The following is an edited transcript of Lee’s interview with Ben-Achour.
Sabri Ben-Achour: Loneliness can lead to substance use and addiction, and a lot of people have been struggling with isolation and depression during this pandemic. How has that showed up in your work at the clinic?
Joseph Lee: We’ve known that addiction is a disease of loneliness, and we also know that people heal together. And so we prepared for an increase in overdoses, an increase in mental health concerns. We thought this would happen. And we did the best we could to keep our doors open; use virtual platforms and other technological applications to really meet people where they’re at.
I think there’s a silver lining, which is that, for the first time in a while, the average American understands what it’s like to be lonely. And if we can capitalize on that empathy, I think we can do some great things: policy changes, freeing up resources, really fighting the stigma that keeps people sick for way too long with addiction.
Ben-Achour: Have you actually seen an increase in demand for treatment during the pandemic?
Lee: Yes, we saw a lot of increased demand, but we see the demand increasing even more in the aftermath of the pandemic.
Ben-Achour: Why is that?
Lee: Well, I think there’s been a big toll. Many people who were at risk are developing problems. We see statistics that show that those trends are occurring. And once they start to feel safe to engage in treatment again, I think there will be an increased demand over the next year or two.
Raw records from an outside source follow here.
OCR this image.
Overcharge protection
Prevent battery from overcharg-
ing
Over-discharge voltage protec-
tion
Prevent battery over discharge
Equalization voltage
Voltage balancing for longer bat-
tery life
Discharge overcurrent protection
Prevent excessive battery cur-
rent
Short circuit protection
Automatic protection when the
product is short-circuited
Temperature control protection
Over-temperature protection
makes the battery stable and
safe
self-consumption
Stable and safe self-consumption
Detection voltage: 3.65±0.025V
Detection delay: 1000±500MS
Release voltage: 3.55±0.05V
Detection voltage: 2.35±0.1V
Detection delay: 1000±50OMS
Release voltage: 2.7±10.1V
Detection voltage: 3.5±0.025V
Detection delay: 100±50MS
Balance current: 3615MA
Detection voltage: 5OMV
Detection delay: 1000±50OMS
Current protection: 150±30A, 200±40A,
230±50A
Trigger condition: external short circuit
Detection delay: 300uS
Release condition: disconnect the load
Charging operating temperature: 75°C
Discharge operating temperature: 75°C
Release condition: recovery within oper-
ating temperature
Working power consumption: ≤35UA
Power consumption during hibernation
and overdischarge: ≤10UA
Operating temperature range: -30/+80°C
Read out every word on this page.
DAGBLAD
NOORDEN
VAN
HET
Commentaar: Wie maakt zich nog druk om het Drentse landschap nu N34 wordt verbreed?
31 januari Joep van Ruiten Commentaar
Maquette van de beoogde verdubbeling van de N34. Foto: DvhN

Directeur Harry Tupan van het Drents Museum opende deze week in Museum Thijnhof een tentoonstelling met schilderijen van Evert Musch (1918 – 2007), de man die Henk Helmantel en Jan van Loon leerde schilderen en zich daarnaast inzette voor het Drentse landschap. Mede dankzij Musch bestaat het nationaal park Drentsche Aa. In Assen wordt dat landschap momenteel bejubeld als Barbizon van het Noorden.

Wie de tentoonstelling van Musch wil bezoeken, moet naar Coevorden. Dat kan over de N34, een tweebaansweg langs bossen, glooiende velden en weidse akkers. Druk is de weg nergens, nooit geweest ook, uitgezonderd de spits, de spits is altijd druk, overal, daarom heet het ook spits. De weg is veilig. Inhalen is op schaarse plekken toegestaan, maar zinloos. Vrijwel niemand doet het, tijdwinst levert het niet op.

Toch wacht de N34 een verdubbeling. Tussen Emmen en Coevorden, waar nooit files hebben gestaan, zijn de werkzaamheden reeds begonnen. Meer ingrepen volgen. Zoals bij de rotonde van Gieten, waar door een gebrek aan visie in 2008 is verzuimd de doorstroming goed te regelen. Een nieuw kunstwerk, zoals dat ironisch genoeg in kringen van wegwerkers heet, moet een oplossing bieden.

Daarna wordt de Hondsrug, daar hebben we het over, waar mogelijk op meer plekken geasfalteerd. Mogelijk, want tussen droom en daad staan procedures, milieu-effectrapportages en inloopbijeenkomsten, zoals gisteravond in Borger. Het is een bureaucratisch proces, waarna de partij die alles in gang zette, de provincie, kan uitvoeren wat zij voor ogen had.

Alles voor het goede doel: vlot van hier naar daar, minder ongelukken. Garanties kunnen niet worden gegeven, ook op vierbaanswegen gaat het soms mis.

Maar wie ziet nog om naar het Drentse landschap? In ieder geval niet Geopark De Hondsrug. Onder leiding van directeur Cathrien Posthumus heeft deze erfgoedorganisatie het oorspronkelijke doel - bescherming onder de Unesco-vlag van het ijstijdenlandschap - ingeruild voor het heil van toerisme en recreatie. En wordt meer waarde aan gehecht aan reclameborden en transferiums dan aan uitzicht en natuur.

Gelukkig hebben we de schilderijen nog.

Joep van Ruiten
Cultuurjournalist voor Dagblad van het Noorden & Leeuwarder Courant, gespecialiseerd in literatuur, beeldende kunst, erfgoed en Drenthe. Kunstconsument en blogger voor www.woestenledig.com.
Ben-Achour: This past year has widened and exposed economic divides and racial divides in so many ways. Overdoses surged among Black Americans during the first few months the pandemic; they were flat or declined for white Americans. On the economic side of things, even outside of a pandemic in which millions of people lost their jobs, rehabilitation is seen as an option for the well-off. And the Hazelden Betty Ford is a private clinic, you take private insurance but not Medicaid or Medicare. How do more people get access to treatment as more people need it?
Lee: On the one hand, we’ve always spoken for marginalized people with substance use disorders. But we’ve done so for a narrow demographic, and we accept that. And so I think symbolically, but also personally, it matters to me — being an immigrant, being a person of color — the very first meeting I had as CEO was with our diversity, equity and inclusion group and our people color group. And it was a very heartfelt and emotional meeting, because we all recognize that we had a lot of work to do.
And so I think it means that we have to be very creative in reaching out to different communities and seeing how we can partner, and to be humble in those partnerships. It will be a journey, but I’m confident and emboldened that we can make progress there.
Ben-Achour: We were already dealing with the opioid epidemic before this pandemic hit. How have those two intersected?
Lee: That’s a great question. Even prior to the pandemic, we were dealing with an increase in suicide rates, overdose rates. We were still dealing with an ever-evolving opioid epidemic — which is just a slice of addiction, by the way. Alcohol and nicotine and other substances are still out there, may not get the same amount of news, but they were ravaging in many ways. And the pandemic just poured gasoline on that fire.
And, just like you spoke of with diversity, equity and inclusion efforts — just like people weren’t affected the same by the pandemic, institutions and health care sectors also weren’t affected the same. And so I think it made it tougher for people with substance use disorders from all walks of life to get the kind of help they needed in a pandemic setting, sometimes because of their access issues, but also because many of the providers that were providing treatment were also under strain, and that made it doubly tough.